Но что это мы так много про Рамона?

Увы, это не случайно.

Но не будем забегать вперед.

Вы говорили, что у вашего отца, дорогой господин Клопфер, был марксистский кружок. Значит, вам не надо рассказывать, что бывает в таком кружке на заседаниях.

– Я не Клопфер, – снова заметил он. Очень быстро и настойчиво сказал.

– Хорошо, извините. Но в любом случае, дорогой господин репортер, вы все прекрасно знаете и сможете описать это лучше меня. Реферат, потом вопросы, потом свободное обсуждение. Не помню, кто выступал. Да, кажется, я и выступал. Про революцию и национальный вопрос. Но если честно, я помню только обрывки разговора, отдельные фразы, реплики.

Помню, что Дофин спросил у меня, громко, так, что все услышали:

– Значит, в Австрии и Германии будет немецкий национальный социализм?
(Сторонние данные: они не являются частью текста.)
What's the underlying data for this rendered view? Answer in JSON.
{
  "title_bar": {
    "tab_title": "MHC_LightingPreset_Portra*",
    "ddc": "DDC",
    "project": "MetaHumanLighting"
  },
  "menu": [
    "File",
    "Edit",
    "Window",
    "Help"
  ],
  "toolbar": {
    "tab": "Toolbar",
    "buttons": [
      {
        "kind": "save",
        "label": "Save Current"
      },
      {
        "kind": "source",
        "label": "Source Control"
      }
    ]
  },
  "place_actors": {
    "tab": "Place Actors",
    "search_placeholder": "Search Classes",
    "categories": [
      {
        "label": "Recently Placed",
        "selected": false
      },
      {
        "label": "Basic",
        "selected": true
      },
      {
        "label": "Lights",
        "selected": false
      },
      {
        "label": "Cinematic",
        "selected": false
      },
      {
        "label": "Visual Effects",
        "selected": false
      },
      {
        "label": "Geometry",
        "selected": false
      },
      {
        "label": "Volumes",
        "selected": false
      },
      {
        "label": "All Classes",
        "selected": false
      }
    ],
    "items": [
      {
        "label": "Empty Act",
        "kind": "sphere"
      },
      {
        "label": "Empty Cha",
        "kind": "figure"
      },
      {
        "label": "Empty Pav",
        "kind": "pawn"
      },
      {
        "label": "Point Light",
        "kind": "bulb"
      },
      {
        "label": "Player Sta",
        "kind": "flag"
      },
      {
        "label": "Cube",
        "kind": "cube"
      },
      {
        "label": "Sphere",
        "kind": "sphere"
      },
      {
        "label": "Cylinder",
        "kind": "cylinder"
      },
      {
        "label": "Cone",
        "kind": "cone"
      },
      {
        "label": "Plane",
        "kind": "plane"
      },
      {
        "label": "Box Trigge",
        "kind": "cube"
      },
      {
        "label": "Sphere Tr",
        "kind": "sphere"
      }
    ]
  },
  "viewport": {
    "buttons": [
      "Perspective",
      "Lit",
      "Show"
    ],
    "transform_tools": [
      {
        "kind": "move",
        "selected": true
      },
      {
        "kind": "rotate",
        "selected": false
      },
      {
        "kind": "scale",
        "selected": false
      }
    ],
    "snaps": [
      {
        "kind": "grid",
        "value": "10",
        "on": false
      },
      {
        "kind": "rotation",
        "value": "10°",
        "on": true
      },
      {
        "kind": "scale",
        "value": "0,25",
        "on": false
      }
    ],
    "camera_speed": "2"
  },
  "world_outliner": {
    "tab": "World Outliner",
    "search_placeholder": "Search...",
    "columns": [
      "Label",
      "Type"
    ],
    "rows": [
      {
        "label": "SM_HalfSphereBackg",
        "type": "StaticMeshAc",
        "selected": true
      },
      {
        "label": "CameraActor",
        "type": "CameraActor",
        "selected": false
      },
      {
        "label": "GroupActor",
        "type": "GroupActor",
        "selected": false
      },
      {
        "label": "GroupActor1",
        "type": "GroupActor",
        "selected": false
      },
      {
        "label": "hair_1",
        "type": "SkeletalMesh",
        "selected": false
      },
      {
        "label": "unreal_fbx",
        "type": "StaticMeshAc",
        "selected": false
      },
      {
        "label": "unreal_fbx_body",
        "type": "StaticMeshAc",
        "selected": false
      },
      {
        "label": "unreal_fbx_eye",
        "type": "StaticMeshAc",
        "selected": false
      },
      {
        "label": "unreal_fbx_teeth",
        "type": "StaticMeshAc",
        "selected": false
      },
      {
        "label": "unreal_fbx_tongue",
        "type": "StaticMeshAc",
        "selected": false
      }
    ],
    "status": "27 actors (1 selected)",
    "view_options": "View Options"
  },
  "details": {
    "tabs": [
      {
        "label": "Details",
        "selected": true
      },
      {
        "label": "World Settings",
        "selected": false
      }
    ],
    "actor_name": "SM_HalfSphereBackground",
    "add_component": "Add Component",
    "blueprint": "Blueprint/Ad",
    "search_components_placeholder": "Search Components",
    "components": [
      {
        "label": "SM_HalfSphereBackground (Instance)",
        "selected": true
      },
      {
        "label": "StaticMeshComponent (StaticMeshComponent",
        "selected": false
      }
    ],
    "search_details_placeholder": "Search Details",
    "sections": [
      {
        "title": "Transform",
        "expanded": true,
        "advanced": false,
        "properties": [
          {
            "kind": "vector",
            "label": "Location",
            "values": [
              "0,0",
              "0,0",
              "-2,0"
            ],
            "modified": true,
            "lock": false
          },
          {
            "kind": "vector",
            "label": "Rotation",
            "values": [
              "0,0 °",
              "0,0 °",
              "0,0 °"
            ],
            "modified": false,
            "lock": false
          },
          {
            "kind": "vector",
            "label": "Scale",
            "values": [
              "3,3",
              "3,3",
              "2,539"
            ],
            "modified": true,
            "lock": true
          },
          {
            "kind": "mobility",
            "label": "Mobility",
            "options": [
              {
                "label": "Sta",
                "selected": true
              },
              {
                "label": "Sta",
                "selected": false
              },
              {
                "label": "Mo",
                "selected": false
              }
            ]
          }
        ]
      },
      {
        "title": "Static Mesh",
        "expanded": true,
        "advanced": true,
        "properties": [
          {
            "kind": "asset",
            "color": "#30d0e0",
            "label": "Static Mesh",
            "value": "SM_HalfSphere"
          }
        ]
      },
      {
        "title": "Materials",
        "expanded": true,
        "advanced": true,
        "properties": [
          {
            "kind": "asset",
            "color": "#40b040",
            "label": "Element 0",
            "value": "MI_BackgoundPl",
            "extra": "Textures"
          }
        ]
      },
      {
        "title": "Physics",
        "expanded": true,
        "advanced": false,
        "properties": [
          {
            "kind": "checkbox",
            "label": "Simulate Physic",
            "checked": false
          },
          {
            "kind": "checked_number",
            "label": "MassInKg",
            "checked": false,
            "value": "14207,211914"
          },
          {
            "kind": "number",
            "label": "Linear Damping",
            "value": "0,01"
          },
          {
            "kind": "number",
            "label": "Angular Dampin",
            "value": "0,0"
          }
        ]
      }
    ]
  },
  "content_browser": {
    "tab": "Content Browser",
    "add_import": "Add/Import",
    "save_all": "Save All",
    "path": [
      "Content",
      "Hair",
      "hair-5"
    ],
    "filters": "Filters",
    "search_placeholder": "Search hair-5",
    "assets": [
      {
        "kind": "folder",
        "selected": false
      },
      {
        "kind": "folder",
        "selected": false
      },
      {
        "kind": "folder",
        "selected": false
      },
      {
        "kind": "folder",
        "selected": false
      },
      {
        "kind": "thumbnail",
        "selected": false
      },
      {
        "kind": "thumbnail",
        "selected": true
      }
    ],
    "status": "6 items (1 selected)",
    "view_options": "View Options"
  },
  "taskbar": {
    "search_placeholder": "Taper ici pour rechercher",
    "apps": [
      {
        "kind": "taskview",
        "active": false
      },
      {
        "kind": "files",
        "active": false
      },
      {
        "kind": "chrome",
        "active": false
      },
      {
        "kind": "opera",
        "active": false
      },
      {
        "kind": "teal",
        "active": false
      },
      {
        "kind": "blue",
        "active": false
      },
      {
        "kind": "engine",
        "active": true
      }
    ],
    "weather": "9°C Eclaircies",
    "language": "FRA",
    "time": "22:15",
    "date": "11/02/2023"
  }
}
Я ответил, что социализм должен быть всемирным. Я объяснил, что борьба может иметь национальные особенности. А сам социализм – нет.

Он очень хорошо на меня смотрел, внимательно.

Потом мы вместе вышли, и он проводил меня до дома.

Мы шли и разговаривали о всякой всячине, и он вдруг сказал, что слегка задолжал хозяйке и она выгоняет его. Вернее, предлагает остаться при одном, хе-хе, условии весьма интимного свойства – я не ожидал от Дофина такой откровенности. Он сказал, что много в своей недлинной жизни видел и много всякой пакости претерпевал, но на такое ни за что не согласится… Как-то легко и просто получилось, что я ему предложил переночевать. Пока переночевать, а там, глядишь, и пожить.

У меня была квартирка из двух комнат. Во второй комнате я сначала хотел устроить себе рабочий кабинет, но вышло так, что письменный стол и хорошая широкая кровать были в одной комнате, в большой. А в другой, маленькой комнате – узкий диван. В общем, я вполне мог поселить у себя Дофина. Опять же будет с кем словом перемолвиться.

Он согласился легко и естественно. Так легко, что мне показалось: он все знал заранее. Тут, наверное, какая-то судьба была. Я сказал, чтобы он сходил за своим чемоданом. Он сказал: “Завтра. У тебя есть полотенце умыться и плед накрыться? Простыня мне не нужна”.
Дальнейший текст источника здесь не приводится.